Jamila waits. Patient and unblinking. The woman should have been a therapist.
"His roommate, Blake," I say carefully. "He's... interesting."
"Interesting how?"
"I don't know. He's quiet and intense and kind of intimidating, and then you'll catch him doing something unexpectedly sweet — like refilling your water glass without being asked.
" I'm picking at the remains of my napkin now, shredding the strips into smaller strips.
"He doesn't talk much, but when he does it means something.
And Reid talks about him like — I don't know. Like Blake hung the moon."
"And?"
"And nothing. He's Reid's best friend. They have this incredible bond. I just..." I trail off, because I don't actually know how to finish that sentence. What am I trying to say? What is the point I'm circling?
"I just want him to like me." God, I'm lame. "He's important to Reid, so his opinion matters."

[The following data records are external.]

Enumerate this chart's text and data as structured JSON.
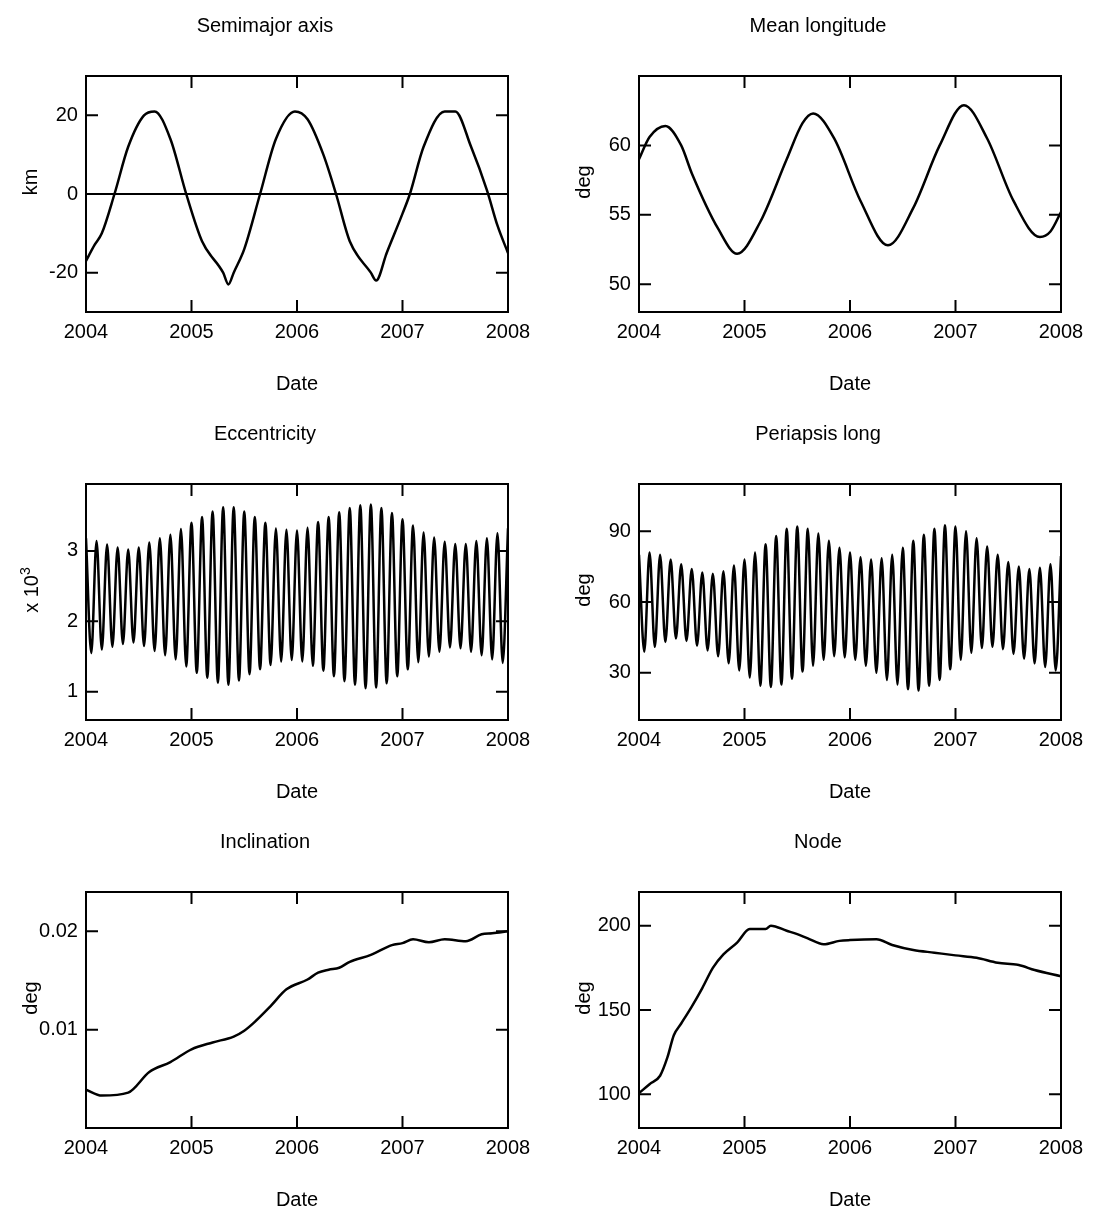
{
  "chart_data": [
    {
      "type": "line",
      "title": "Semimajor axis",
      "xlabel": "Date",
      "ylabel": "km",
      "xlim": [
        2004,
        2008
      ],
      "xticks": [
        2004,
        2005,
        2006,
        2007,
        2008
      ],
      "ylim": [
        -30,
        30
      ],
      "yticks": [
        -20,
        0,
        20
      ],
      "grid": false,
      "color": "#000000",
      "x": [
        2004,
        2004.08,
        2004.15,
        2004.27,
        2004.4,
        2004.55,
        2004.65,
        2004.8,
        2004.95,
        2005.1,
        2005.3,
        2005.35,
        2005.4,
        2005.5,
        2005.65,
        2005.8,
        2005.98,
        2006.1,
        2006.25,
        2006.37,
        2006.5,
        2006.7,
        2006.75,
        2006.85,
        2007,
        2007.07,
        2007.2,
        2007.4,
        2007.5,
        2007.65,
        2007.8,
        2007.9,
        2008
      ],
      "values": [
        -17,
        -13,
        -10,
        0,
        12,
        20,
        21,
        14,
        0,
        -12,
        -20,
        -23,
        -20,
        -14,
        0,
        14,
        21,
        19,
        10,
        0,
        -12,
        -20,
        -22,
        -15,
        -5,
        0,
        12,
        21,
        21,
        12,
        1,
        -8,
        -15
      ],
      "ref_lines": [
        {
          "axis": "y",
          "value": 0,
          "color": "#000000"
        }
      ]
    },
    {
      "type": "line",
      "title": "Mean longitude",
      "xlabel": "Date",
      "ylabel": "deg",
      "xlim": [
        2004,
        2008
      ],
      "xticks": [
        2004,
        2005,
        2006,
        2007,
        2008
      ],
      "ylim": [
        48,
        65
      ],
      "yticks": [
        50,
        55,
        60
      ],
      "grid": false,
      "color": "#000000",
      "x": [
        2004,
        2004.1,
        2004.25,
        2004.4,
        2004.5,
        2004.75,
        2004.93,
        2005.15,
        2005.4,
        2005.55,
        2005.65,
        2005.85,
        2006.1,
        2006.36,
        2006.6,
        2006.85,
        2007.08,
        2007.3,
        2007.55,
        2007.8,
        2007.9,
        2008
      ],
      "values": [
        59,
        60.6,
        61.4,
        60,
        58,
        54,
        52.2,
        54.5,
        59,
        61.6,
        62.3,
        60.5,
        56,
        52.8,
        55.5,
        60,
        62.9,
        60.5,
        56,
        53.4,
        53.8,
        55.2
      ]
    },
    {
      "type": "line",
      "title": "Eccentricity",
      "xlabel": "Date",
      "ylabel": "x 10$^{3}$",
      "xlim": [
        2004,
        2008
      ],
      "xticks": [
        2004,
        2005,
        2006,
        2007,
        2008
      ],
      "ylim": [
        0.6,
        3.95
      ],
      "yticks": [
        1,
        2,
        3
      ],
      "grid": false,
      "color": "#000000",
      "x": [
        2004,
        2004.05,
        2004.1,
        2004.15,
        2004.2,
        2004.25,
        2004.3,
        2004.35,
        2004.4,
        2004.45,
        2004.5,
        2004.55,
        2004.6,
        2004.65,
        2004.7,
        2004.75,
        2004.8,
        2004.85,
        2004.9,
        2004.95,
        2005,
        2005.05,
        2005.1,
        2005.15,
        2005.2,
        2005.25,
        2005.3,
        2005.35,
        2005.4,
        2005.45,
        2005.5,
        2005.55,
        2005.6,
        2005.65,
        2005.7,
        2005.75,
        2005.8,
        2005.85,
        2005.9,
        2005.95,
        2006,
        2006.05,
        2006.1,
        2006.15,
        2006.2,
        2006.25,
        2006.3,
        2006.35,
        2006.4,
        2006.45,
        2006.5,
        2006.55,
        2006.6,
        2006.65,
        2006.7,
        2006.75,
        2006.8,
        2006.85,
        2006.9,
        2006.95,
        2007,
        2007.05,
        2007.1,
        2007.15,
        2007.2,
        2007.25,
        2007.3,
        2007.35,
        2007.4,
        2007.45,
        2007.5,
        2007.55,
        2007.6,
        2007.65,
        2007.7,
        2007.75,
        2007.8,
        2007.85,
        2007.9,
        2007.95,
        2008
      ],
      "values": [
        3.18,
        1.55,
        3.14,
        1.6,
        3.09,
        1.64,
        3.05,
        1.68,
        3.02,
        1.7,
        3.05,
        1.65,
        3.12,
        1.58,
        3.18,
        1.52,
        3.23,
        1.46,
        3.31,
        1.36,
        3.4,
        1.27,
        3.48,
        1.2,
        3.56,
        1.13,
        3.62,
        1.1,
        3.62,
        1.16,
        3.56,
        1.25,
        3.48,
        1.32,
        3.4,
        1.38,
        3.32,
        1.43,
        3.3,
        1.45,
        3.29,
        1.43,
        3.33,
        1.37,
        3.41,
        1.3,
        3.48,
        1.22,
        3.55,
        1.15,
        3.61,
        1.1,
        3.65,
        1.05,
        3.66,
        1.06,
        3.61,
        1.12,
        3.54,
        1.22,
        3.45,
        1.32,
        3.36,
        1.42,
        3.26,
        1.5,
        3.19,
        1.57,
        3.13,
        1.63,
        3.1,
        1.62,
        3.1,
        1.57,
        3.14,
        1.52,
        3.18,
        1.46,
        3.25,
        1.41,
        3.32
      ]
    },
    {
      "type": "line",
      "title": "Periapsis long",
      "xlabel": "Date",
      "ylabel": "deg",
      "xlim": [
        2004,
        2008
      ],
      "xticks": [
        2004,
        2005,
        2006,
        2007,
        2008
      ],
      "ylim": [
        10,
        110
      ],
      "yticks": [
        30,
        60,
        90
      ],
      "grid": false,
      "color": "#000000",
      "x": [
        2004,
        2004.05,
        2004.1,
        2004.15,
        2004.2,
        2004.25,
        2004.3,
        2004.35,
        2004.4,
        2004.45,
        2004.5,
        2004.55,
        2004.6,
        2004.65,
        2004.7,
        2004.75,
        2004.8,
        2004.85,
        2004.9,
        2004.95,
        2005,
        2005.05,
        2005.1,
        2005.15,
        2005.2,
        2005.25,
        2005.3,
        2005.35,
        2005.4,
        2005.45,
        2005.5,
        2005.55,
        2005.6,
        2005.65,
        2005.7,
        2005.75,
        2005.8,
        2005.85,
        2005.9,
        2005.95,
        2006,
        2006.05,
        2006.1,
        2006.15,
        2006.2,
        2006.25,
        2006.3,
        2006.35,
        2006.4,
        2006.45,
        2006.5,
        2006.55,
        2006.6,
        2006.65,
        2006.7,
        2006.75,
        2006.8,
        2006.85,
        2006.9,
        2006.95,
        2007,
        2007.05,
        2007.1,
        2007.15,
        2007.2,
        2007.25,
        2007.3,
        2007.35,
        2007.4,
        2007.45,
        2007.5,
        2007.55,
        2007.6,
        2007.65,
        2007.7,
        2007.75,
        2007.8,
        2007.85,
        2007.9,
        2007.95,
        2008
      ],
      "values": [
        80,
        39,
        81,
        41,
        80,
        43,
        78,
        44.5,
        76,
        43.5,
        74,
        41.5,
        72.5,
        39.5,
        72,
        37,
        73,
        34,
        75.5,
        31,
        78,
        28,
        81,
        24.5,
        84.5,
        24,
        88,
        25,
        91,
        27.5,
        92,
        30.5,
        91,
        33,
        89,
        35.5,
        86,
        37,
        83,
        36.5,
        81,
        35.5,
        79,
        33,
        78,
        30,
        78.5,
        27,
        80,
        25,
        83,
        23,
        86,
        22.5,
        88.5,
        24.5,
        91,
        27,
        92.5,
        31.5,
        92,
        35.5,
        90,
        38.5,
        87,
        40.5,
        83.5,
        41,
        80,
        40,
        77,
        38,
        75,
        36,
        74,
        34,
        74.5,
        32.5,
        76,
        31,
        79.5
      ]
    },
    {
      "type": "line",
      "title": "Inclination",
      "xlabel": "Date",
      "ylabel": "deg",
      "xlim": [
        2004,
        2008
      ],
      "xticks": [
        2004,
        2005,
        2006,
        2007,
        2008
      ],
      "ylim": [
        0,
        0.024
      ],
      "yticks": [
        0.01,
        0.02
      ],
      "grid": false,
      "color": "#000000",
      "x": [
        2004,
        2004.15,
        2004.4,
        2004.6,
        2004.8,
        2005,
        2005.2,
        2005.4,
        2005.5,
        2005.6,
        2005.75,
        2005.9,
        2006.1,
        2006.2,
        2006.3,
        2006.4,
        2006.5,
        2006.7,
        2006.9,
        2007,
        2007.1,
        2007.25,
        2007.4,
        2007.6,
        2007.75,
        2007.85,
        2008
      ],
      "values": [
        0.0039,
        0.0033,
        0.0036,
        0.0057,
        0.0067,
        0.008,
        0.0087,
        0.0093,
        0.0099,
        0.0108,
        0.0124,
        0.0141,
        0.0151,
        0.0158,
        0.0161,
        0.0163,
        0.0169,
        0.0176,
        0.0186,
        0.0188,
        0.0192,
        0.0189,
        0.0192,
        0.019,
        0.0197,
        0.0198,
        0.02
      ]
    },
    {
      "type": "line",
      "title": "Node",
      "xlabel": "Date",
      "ylabel": "deg",
      "xlim": [
        2004,
        2008
      ],
      "xticks": [
        2004,
        2005,
        2006,
        2007,
        2008
      ],
      "ylim": [
        80,
        220
      ],
      "yticks": [
        100,
        150,
        200
      ],
      "grid": false,
      "color": "#000000",
      "x": [
        2004,
        2004.1,
        2004.2,
        2004.27,
        2004.33,
        2004.4,
        2004.5,
        2004.6,
        2004.7,
        2004.8,
        2004.93,
        2005.05,
        2005.2,
        2005.25,
        2005.4,
        2005.5,
        2005.6,
        2005.75,
        2005.9,
        2006,
        2006.25,
        2006.4,
        2006.6,
        2006.8,
        2007,
        2007.2,
        2007.4,
        2007.6,
        2007.75,
        2008
      ],
      "values": [
        100.7,
        106,
        111,
        122,
        135,
        142,
        152,
        163,
        175,
        183,
        190,
        198,
        198,
        200,
        197,
        195,
        192.5,
        189,
        191,
        191.5,
        192,
        188.6,
        185.6,
        184,
        182.4,
        181,
        178,
        176.7,
        173.7,
        170
      ]
    }
  ]
}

Jamila studies me for a long second. I can practically hear the gears turning behind those sharp eyes. But she doesn't push. She just nods.
"From what you're describing, it sounds like you've found something real. The whole package — the boyfriend, the friends, the sense of belonging." She smiles. "That's not disappearing, Laine. That's arriving."
My phone buzzes. Reid's name on the screen, and I'm smiling before I even have time to think about it.
Reid
Trivia Night tonight! U have to come. Together we will decimate the competition. Tony and Angie are coming. PLEAASSSEEE!
"Reid?" Jamila asks, noticing my face before I can rearrange it.
"Trivia night."
I'm really bad at trivia.
Reid
You have time to study before tonight.
I grin at that. As if I'm going to study for bar trivia. As if I'd even know what to study. Though knowing Reid, he's probably already assigned himself the food and pop culture categories and is counting on Blake for everything else.
Can't wait.
Send.
And then, before I can stop myself: "Jamila? The mug. Should I go back and get the mug?"
She grins. "Honey, you should've bought it the first time."
Yeah. I know.
I'll go tomorrow.
"If we don't win the appetizer round, I am personally filing a grievance with the DJ," Reid says. He slams a basket of pretzels onto the scarred wooden table like he's laying down a winning poker hand. "I need those jalapeno poppers, Tony. I need them spiritually."